Ohio State takes the same approach at linebacker. Ryan Shazier moves to mike linebacker with backup safety Corey Brown entering as the will.

The Buckeyes' hope in doing so is generating a pass rush with their front four while playing tight zone coverage. Ohio State often played base cover 2 or cover 3 from dime, perhaps blitzing Shazier if a running back remained in pass protection. The package was effective because the Buckeyes were able to consistently generate a pass rush with their down linemen. 

Settin' the table

The Buckeyes' defense has the potential to surpass last year's squad because of the high ceiling of certain members. It begins in the secondary, where the talent and experience permits the Buckeye coaching staff more leeway. Players like Roby and Shazier are a given. But the most promising aspect is the emergence of new starters along the defensive line. Noah Spence has been as good as advertised, controlling the edge against the run as well as rushing the passer.
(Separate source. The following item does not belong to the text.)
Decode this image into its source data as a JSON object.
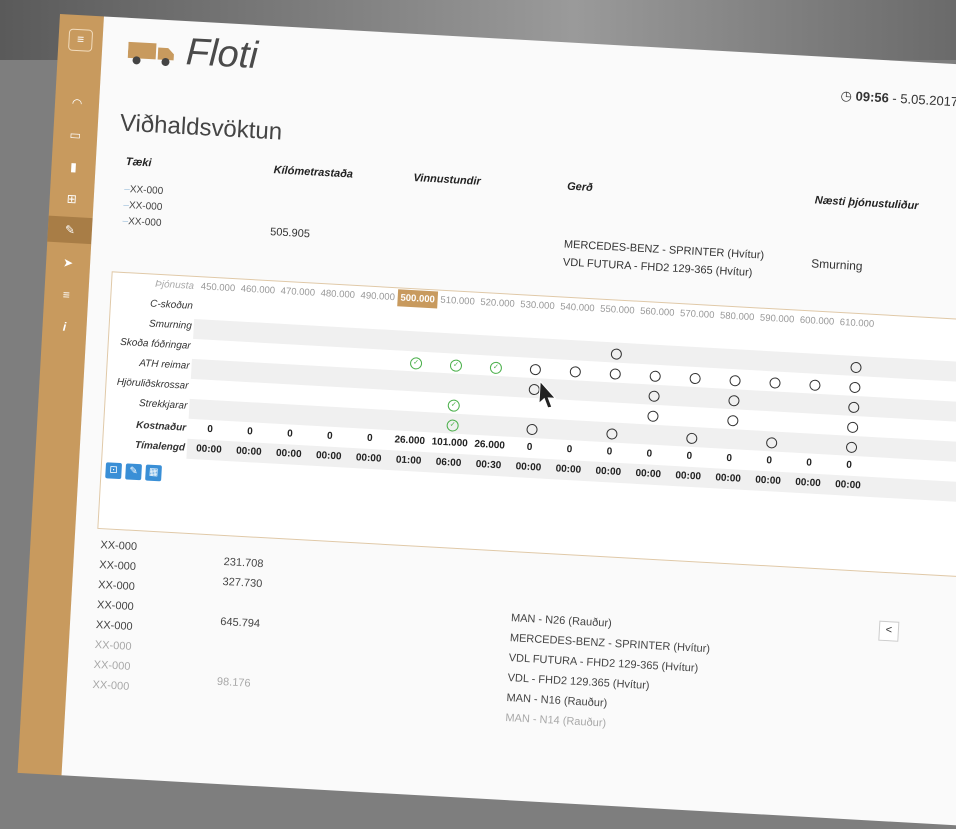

The quickly emerging linchpin of the Buckeye defense, however, is Michael Bennett. Urban Meyer has sung Bennett's praises for his work ethic in practice, and it is translating to the field. Bennett is thriving at the critical 3 technique. He is proving an adept pass rusher from the interior, using his quick first step to beat offensive linemen. Perhaps more importantly he is holding up against the run despite being slightly undersized for the position.

The other pleasant surprise has been the emergence of depth in the form of Miller and freshman defensive linemen Bosa and Michael Hill. Their play has been critical to a defensive line rendered thin by injuries to Tommy Schutt and Adolphus Washington. Miller has emerged as a pass threat from the Buckeyes' dim look, providing the Buckeyes two speed edge rushers. 

We're Just Air Raidin' It

The Buckeyes' defense will receive an entirely different test in Sonny Dykes and Tony Franklin's Cal Bear Raid offense. The term is apparently Dykes and Franklin's play on words for their variation of the Air Raid they have honed at Louisiana Tech. I previewed Cal's new offense this summer. For those looking for serious in-depth reading, Brophy's Blog Spot provides an extensive analysis of Dykes and Franklin's schemes.

In brief, Dykes and Franklin have taken Hal Mumme and Mike Leach's Air Raid and pared it down to go fast. Louisiana Tech's offense regularly ran more plays then any team in the nation; a pace they are seeking to emulate at Cal. To do so Dykes and Franklin had eliminated much of the Air Raid's down field pass offense in favor of stretching the defense horizontally with packaged plays.

A packaged play is where the offense provides the quarterback a run/pass option after the snap. Below, Cal packages inverted veer with a quick out route. The quarterback reads the front side corner. If he fails to respect the out route the quarterback quickly pulls the ball and delivers the throw. This puts defenders in a bind. If they play the pass it creates lanes for the run play, but if they abandon the receiver it provides an easy pass opportunity.

Franklin and Dykes combine the horizontal stretch of inside zone and power with quick passes and wide receiver screens with the occasional shot down field. The duo keep defenses off balance by quickly transitioning from spread sets to the diamond formation to run power.  

Unlike San Diego State, Ohio State will nearly always be in at least nickel coverage. Expect the Buckeyes to play extensive amount of their dime scheme when Cal goes four and five wide. The Buckeyes will likely employ varieties of cover 4 pattern match coverage to deal with Cal's packaged plays. A defense cannot play traditional man against packaged plays because the offense will gain easy rushing yards while defenders are turned in coverage. 

Cal will thus provide an interesting challenge for the Buckeyes' defensive squad. But Ohio State is in as good a position as any to deal with the scheme given their secondary experience. And the Buckeyes' best defense may be their offense against the Bears' overmatched defense.